Griff was halfway to the kitchen when the swinging door rocked open and the uniformed patrolman came striding into the bar area. A handbag swung by the strap hooked over the ballpoint pen in his hand.
“That’s my purse!” Angie said incredulously. “You found it!”
“It was in the alley.” With a faintly triumphant expression, he dumped the contents onto a table and used the pen to sep
arate the various items. “It looks like everything’s here. Driver’s license, credit cards, cash.” He flipped the wallet open to show her.
“And my pictures, too,” she said happily and started to reach for them.
The patrolman stopped her before she could touch them. “We’ll have to dust for fingerprints, but I wanted to make certain nothing was missing first.”
“Of course.” Angie pulled her hand back and made a visual inventory of the items. “It’s all there.” She was dazzled by the discovery. “I was so sure I’d seen the last of all this.”
“You were lucky,” the officer told her.
“Very lucky,” she agreed, thinking of all the phone calls and money transfers she wouldn’t have to make—and all the time that would have been lost doing it.
But the recovery of her purse made it obvious that the thief hadn’t been after money. The cash was still there in the fold of her wallet. If any of it was missing, it couldn’t be more than a few dollars. Which left the question: Why take the purse at all?
Again, it seemed to come back to the letter. The realization sobered Angie.
“It appears we may have also found the object your attacker used to hit you over the head,” the patrolman informed her.
Her head came up, the movement igniting twinges of fresh pain. “What was it?”
“A dead tree limb. See these strands of red hair caught in the bark?” he replied. “As branches go, this one is pretty lightweight. It’s not surprising it didn’t do much damage to your head. I think it’s safe to say your attacker wasn’t out to hurt you. He just wanted to stun you enough to get the purse.”

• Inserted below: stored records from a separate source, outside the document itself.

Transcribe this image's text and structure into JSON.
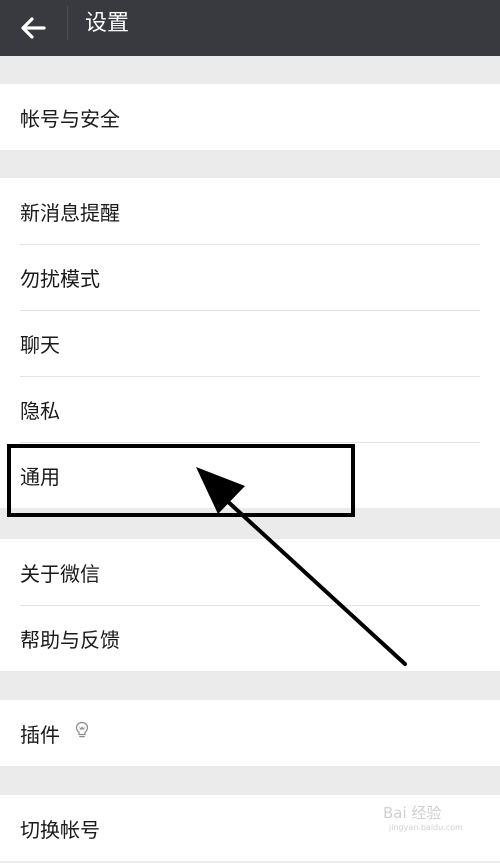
{
  "header": {
    "title": "设置",
    "back_icon": "arrow-left-icon"
  },
  "groups": [
    [
      {
        "label": "帐号与安全"
      }
    ],
    [
      {
        "label": "新消息提醒"
      },
      {
        "label": "勿扰模式"
      },
      {
        "label": "聊天"
      },
      {
        "label": "隐私"
      },
      {
        "label": "通用"
      }
    ],
    [
      {
        "label": "关于微信"
      },
      {
        "label": "帮助与反馈"
      }
    ],
    [
      {
        "label": "插件",
        "icon": "lightbulb-icon"
      }
    ],
    [
      {
        "label": "切换帐号"
      }
    ]
  ],
  "annotation": {
    "highlighted_item": "通用",
    "arrow_color": "#000000"
  },
  "watermark": {
    "text": "Bai 经验",
    "url": "jingyan.baidu.com"
  },
  "colors": {
    "header_bg": "#393a3f",
    "page_bg": "#ebebeb",
    "row_bg": "#ffffff",
    "text": "#1a1a1a",
    "divider": "#e3e3e3"
  }
}
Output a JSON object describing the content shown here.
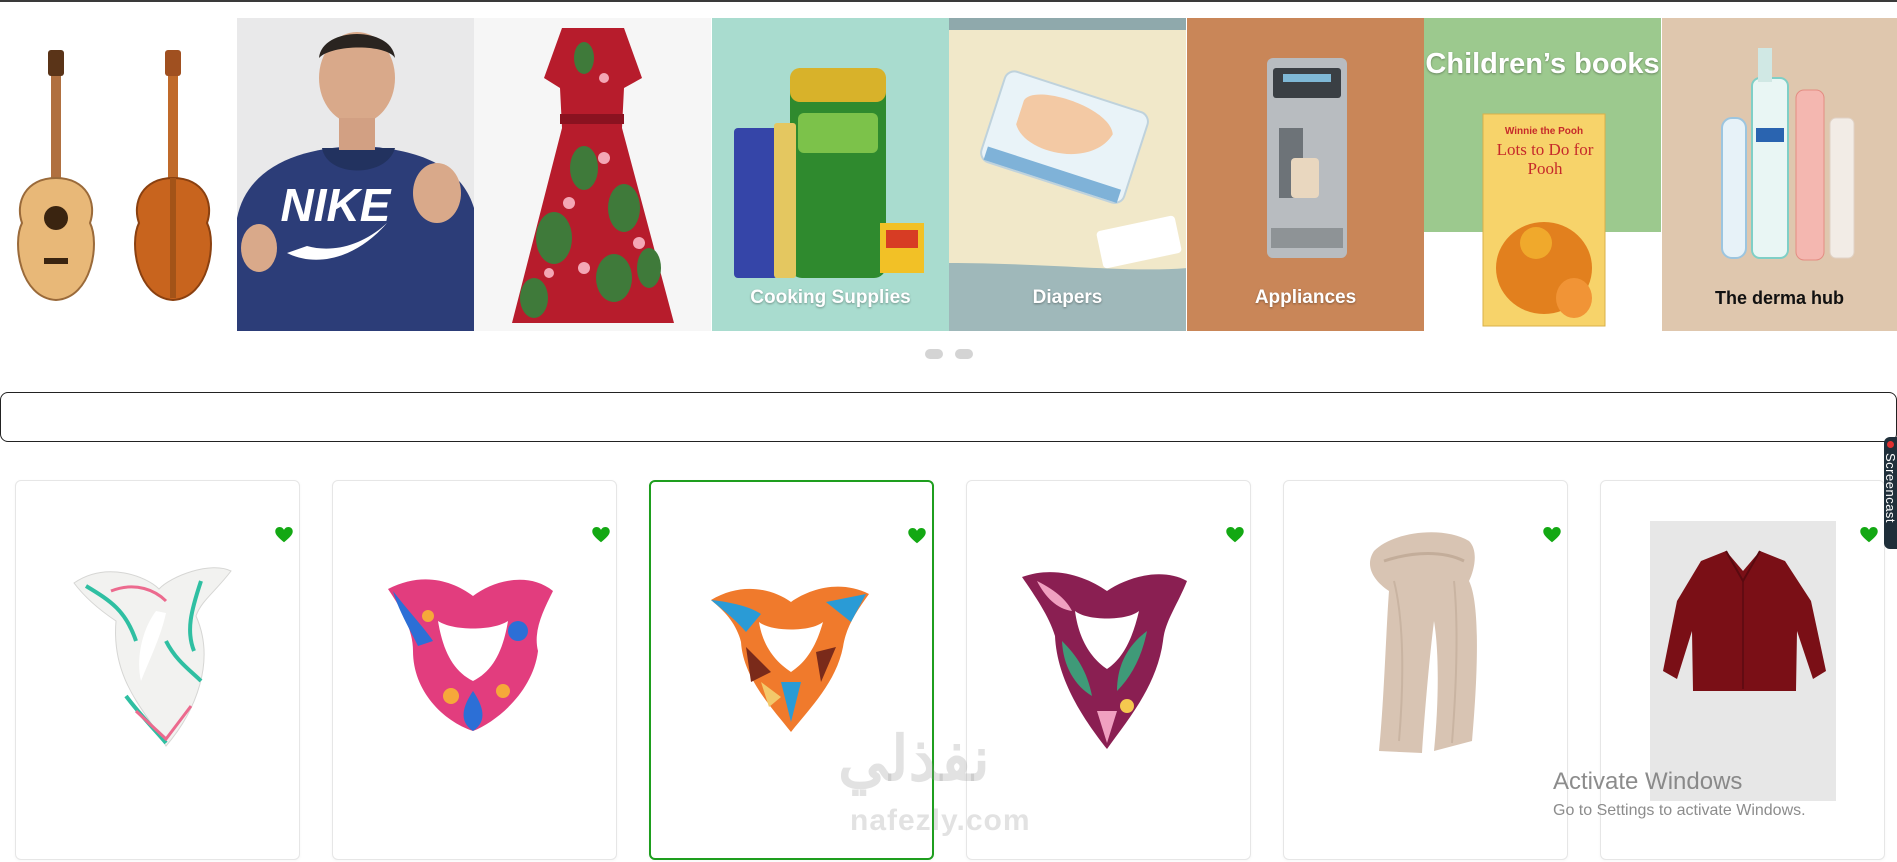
{
  "carousel": {
    "tiles": [
      {
        "name": "guitars",
        "caption": ""
      },
      {
        "name": "hoodie",
        "caption": "",
        "brand_print": "NIKE"
      },
      {
        "name": "dress",
        "caption": ""
      },
      {
        "name": "cooking-supplies",
        "caption": "Cooking Supplies"
      },
      {
        "name": "diapers",
        "caption": "Diapers"
      },
      {
        "name": "appliances",
        "caption": "Appliances"
      },
      {
        "name": "childrens-books",
        "caption": "Children’s books",
        "book_title": "Lots to Do for Pooh",
        "book_brand": "Winnie the Pooh"
      },
      {
        "name": "derma-hub",
        "caption": "The derma hub"
      }
    ],
    "page_dots": 2
  },
  "search": {
    "value": "",
    "placeholder": ""
  },
  "products": [
    {
      "name": "scarf-white-floral",
      "icon": "heart-icon",
      "selected": false
    },
    {
      "name": "scarf-pink-blue",
      "icon": "heart-icon",
      "selected": false
    },
    {
      "name": "scarf-orange-geometric",
      "icon": "heart-icon",
      "selected": true
    },
    {
      "name": "scarf-burgundy-floral",
      "icon": "heart-icon",
      "selected": false
    },
    {
      "name": "scarf-beige",
      "icon": "heart-icon",
      "selected": false
    },
    {
      "name": "shirt-burgundy",
      "icon": "heart-icon",
      "selected": false
    }
  ],
  "side_tab": {
    "label": "Screencast"
  },
  "watermark": {
    "arabic": "نفذلي",
    "latin": "nafezly.com"
  },
  "os_notice": {
    "title": "Activate Windows",
    "subtitle": "Go to Settings to activate Windows."
  },
  "colors": {
    "accent_green": "#1e9e1e",
    "heart_green": "#13a813",
    "top_line": "#3a3a3a"
  }
}
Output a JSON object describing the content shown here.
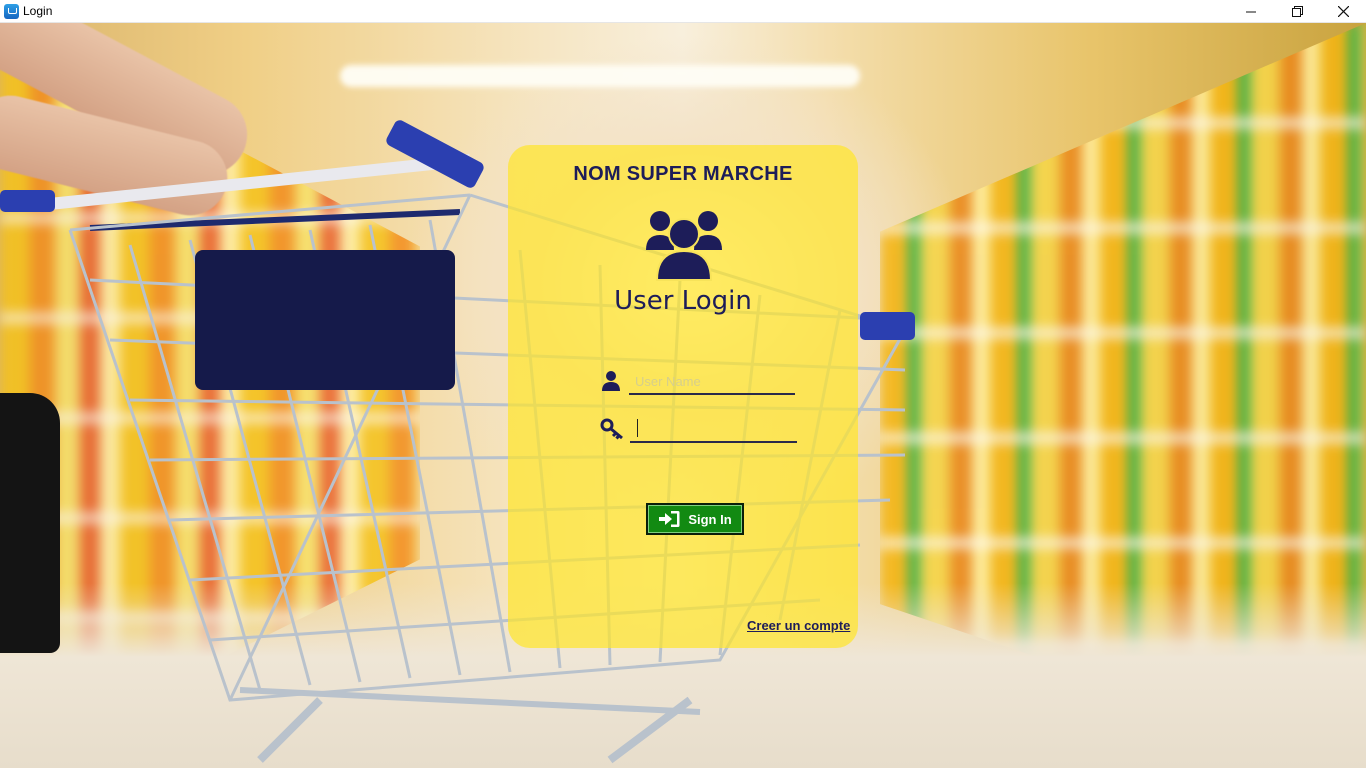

“Maybe.” Fargo’s voice held a wealth of skepticism. “And maybe it was the only thing at hand to do the job.”
“I wouldn’t be so sure.” The patrolman’s chest puffed up with a slow indrawn breath. “There were definitely heavier objects scattered between the parking lot and the alley. Ones that could have been much more deadly—like a rusted fence post, a two-by-four, and part of a broken bat, to name a few. If he had used any one of those, you’d be in an ambulance on your way to the hospital right now.”
“If she was still alive.” When Ima Jane glanced at Angie, guilt and remorse haunted her expression. Head down, Ima Jane turned away. “I’ll get your aspirins.”